Weil die Europäer sich aber für kultivierter und moralisch Integer halten (schließlich hat man ja aus der Geschichte gelernt...), die realen Machtverhältnisse aber anders liegen, versucht man durch allerlei Mäkelei, Kritisieren und Belächeln von kulturellen Eigenarten die eigene Position aufzuwerten. Das Amerikaner eigennützig, oberflächlich, schlecht ernährt, ungebildet, „geschichtslos“, unkultiviert, gewaltverherrlichend usw. sind, weiß in Europa jedes Kind. Und trotzdem reagiert man gereizt, trotzig und beleidigt auf die andauernde Kränkung durch die Amerikaner, die den hohen (eigenen und fremden) Ansprüchen niemals ganz gerecht werden können. 

Mit Obama sehen die Europäer jetzt scheinbar die Möglichkeit, ihr krudes Weltbild wieder ein Stückweit gerade zu rücken. Die angebliche „imperiale“ Bedrohung durch G.W. Bush konnte abgewendet werden, die Amerikaner sind wieder zur „Vernunft“ gekommen und treten vielleicht demnächst der EU bei (nach Verbot der Todesstrafe, der Restriktion von Waffenbesitzrecht und der Legalisierung des Alkoholkonsums von Minderjährigen). Den jetzt wird alles anders - schließlich steht ja jetzt ein „Schwarzer“ an der Spitze des Staates (merkwürdig, dass man scheinbar allen ernstes glaubt, dass Thema Rassismus sei damit automatisch at acta zu legen). 

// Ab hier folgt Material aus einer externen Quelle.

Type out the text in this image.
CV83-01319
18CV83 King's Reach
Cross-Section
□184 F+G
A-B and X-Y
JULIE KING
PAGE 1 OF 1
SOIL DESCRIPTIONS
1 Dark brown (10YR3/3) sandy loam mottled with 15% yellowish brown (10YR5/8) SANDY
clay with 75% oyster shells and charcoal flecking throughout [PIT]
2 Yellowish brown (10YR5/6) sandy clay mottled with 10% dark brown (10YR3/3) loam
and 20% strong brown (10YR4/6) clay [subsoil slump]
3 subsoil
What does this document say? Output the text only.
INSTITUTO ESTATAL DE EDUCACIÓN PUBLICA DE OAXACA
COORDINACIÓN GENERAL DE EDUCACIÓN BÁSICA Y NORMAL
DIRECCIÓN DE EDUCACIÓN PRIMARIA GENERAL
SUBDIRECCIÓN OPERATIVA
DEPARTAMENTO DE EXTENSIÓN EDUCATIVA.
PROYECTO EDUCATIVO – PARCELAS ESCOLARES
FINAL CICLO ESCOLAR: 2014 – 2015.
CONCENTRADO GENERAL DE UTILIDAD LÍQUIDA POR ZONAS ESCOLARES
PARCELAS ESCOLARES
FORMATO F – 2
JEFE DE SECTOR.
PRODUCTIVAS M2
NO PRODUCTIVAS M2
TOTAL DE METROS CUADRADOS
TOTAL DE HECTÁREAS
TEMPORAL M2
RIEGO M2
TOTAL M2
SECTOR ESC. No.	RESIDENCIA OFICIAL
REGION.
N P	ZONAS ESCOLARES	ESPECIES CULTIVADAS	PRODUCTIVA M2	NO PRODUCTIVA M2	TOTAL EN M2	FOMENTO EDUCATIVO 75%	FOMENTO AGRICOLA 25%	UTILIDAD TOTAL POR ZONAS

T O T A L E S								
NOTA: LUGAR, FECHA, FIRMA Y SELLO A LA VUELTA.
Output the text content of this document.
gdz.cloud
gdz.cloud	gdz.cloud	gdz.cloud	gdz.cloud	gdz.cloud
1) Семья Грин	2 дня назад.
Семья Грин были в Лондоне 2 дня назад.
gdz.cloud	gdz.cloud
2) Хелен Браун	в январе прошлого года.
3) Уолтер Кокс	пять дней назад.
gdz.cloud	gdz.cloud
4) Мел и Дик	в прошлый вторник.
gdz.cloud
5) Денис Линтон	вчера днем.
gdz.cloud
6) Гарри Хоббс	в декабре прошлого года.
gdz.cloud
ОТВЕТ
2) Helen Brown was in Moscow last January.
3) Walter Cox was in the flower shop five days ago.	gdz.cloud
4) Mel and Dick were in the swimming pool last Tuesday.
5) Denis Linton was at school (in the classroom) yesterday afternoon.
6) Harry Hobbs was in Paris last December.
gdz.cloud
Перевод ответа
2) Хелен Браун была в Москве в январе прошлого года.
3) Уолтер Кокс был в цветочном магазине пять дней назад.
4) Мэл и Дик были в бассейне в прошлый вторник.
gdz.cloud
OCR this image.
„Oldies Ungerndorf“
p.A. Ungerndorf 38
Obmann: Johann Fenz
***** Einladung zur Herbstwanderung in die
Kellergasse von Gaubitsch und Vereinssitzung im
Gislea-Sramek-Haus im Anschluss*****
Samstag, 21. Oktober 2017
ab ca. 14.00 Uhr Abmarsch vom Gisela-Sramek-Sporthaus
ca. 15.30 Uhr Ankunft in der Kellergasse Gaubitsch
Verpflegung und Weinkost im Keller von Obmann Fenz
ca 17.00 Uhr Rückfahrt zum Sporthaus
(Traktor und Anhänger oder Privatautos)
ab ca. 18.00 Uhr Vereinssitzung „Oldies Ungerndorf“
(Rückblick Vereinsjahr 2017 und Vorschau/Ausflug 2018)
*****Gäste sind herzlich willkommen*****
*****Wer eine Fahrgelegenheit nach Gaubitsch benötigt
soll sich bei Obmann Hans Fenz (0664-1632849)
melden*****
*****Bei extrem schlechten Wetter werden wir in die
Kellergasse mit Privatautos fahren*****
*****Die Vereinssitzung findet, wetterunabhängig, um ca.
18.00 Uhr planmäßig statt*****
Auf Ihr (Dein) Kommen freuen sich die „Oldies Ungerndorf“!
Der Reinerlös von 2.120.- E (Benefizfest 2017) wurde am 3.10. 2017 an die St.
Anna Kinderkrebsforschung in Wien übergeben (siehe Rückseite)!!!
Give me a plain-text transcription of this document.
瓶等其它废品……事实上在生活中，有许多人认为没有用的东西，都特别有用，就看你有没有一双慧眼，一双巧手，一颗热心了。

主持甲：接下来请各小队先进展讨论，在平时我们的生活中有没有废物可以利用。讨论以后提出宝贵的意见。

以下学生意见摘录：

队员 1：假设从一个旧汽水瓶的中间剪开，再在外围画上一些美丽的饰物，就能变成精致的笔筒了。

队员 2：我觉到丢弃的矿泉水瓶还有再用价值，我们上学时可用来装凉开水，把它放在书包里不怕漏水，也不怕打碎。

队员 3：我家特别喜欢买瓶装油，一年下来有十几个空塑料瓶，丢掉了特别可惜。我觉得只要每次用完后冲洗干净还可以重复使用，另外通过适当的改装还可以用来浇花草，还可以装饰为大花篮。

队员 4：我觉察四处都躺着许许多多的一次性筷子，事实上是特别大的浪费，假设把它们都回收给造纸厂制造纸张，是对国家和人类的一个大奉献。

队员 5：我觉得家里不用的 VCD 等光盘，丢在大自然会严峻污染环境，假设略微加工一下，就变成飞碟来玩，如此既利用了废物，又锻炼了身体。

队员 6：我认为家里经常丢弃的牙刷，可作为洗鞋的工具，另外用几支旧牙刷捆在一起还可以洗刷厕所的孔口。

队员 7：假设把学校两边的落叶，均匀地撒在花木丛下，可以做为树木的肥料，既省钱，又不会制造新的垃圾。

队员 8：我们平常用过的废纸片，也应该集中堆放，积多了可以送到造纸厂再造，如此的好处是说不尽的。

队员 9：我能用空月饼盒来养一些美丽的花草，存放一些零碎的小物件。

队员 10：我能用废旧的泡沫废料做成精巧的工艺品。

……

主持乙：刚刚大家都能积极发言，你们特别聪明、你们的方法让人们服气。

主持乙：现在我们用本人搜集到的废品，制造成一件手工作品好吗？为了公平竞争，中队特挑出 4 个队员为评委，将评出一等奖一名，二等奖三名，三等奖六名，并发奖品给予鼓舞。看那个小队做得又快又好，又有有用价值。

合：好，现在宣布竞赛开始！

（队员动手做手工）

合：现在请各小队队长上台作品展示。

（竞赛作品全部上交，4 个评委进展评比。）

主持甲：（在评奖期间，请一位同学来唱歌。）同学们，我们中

Und noch ein weiteres Phänomen scheint die aufgeregten Debatten in Europa zu fördern - nämlich die weites gehende Einigkeit in den wesentlichen Punkten (so wird eigentlich einhellig Obama als der bessere Kandidat eingestuft, obwohl man praktisch nichts über ihn weiß). Dies ist aber nur scheinbar ein Widerspruch. Der amerikanische Wahlkampf eignet sich gerade deshalb so gut als Thema für Tagesschau, Kneipe, Mittagspause und Journale, weil in Wirklichkeit ein absolut konfliktfreier Konsens besteht. Insofern ist die ganze „Berichterstattung“ verlogen, weil nie um das Für oder Wider von Präsidentenbewerbern ging, sondern darum, sich in der Einigkeit einer breiten „Volksfront“ zu suhlen - ein sich beständig selbst bestätigender Prozess der immer-gleichen Fragen mit den schon vorher bekannten Antworten. Hier wird eine Wirklichkeit erzeugt, die sinnstiftend wirkt und sich beständig selbst reproduziert. Jeder darf hier eine Meinung haben und etwas sagen, denn eigentlich geht es um nichts. Weshalb man auch niemandem weh tun kann. Ähnliches kennen wir z.b. aus den sich zyklisch wiederholenden, sinnentleerten Debatten zur Nationalen Identität...


Ich bin schon gespannt, was meine Bekannten zum tagespolitischen Geschäft zu sagen haben, wenn Obama in der Wirklichkeit zwischen Finanzkrise und Irakkrieg angekommen ist - obwohl ich es mir schon denken kann: vermutlich werden meine Bekannten schnell wieder in den politischen Winterschlaf zurückfallen, der sie vorher ausgezeichnet hat.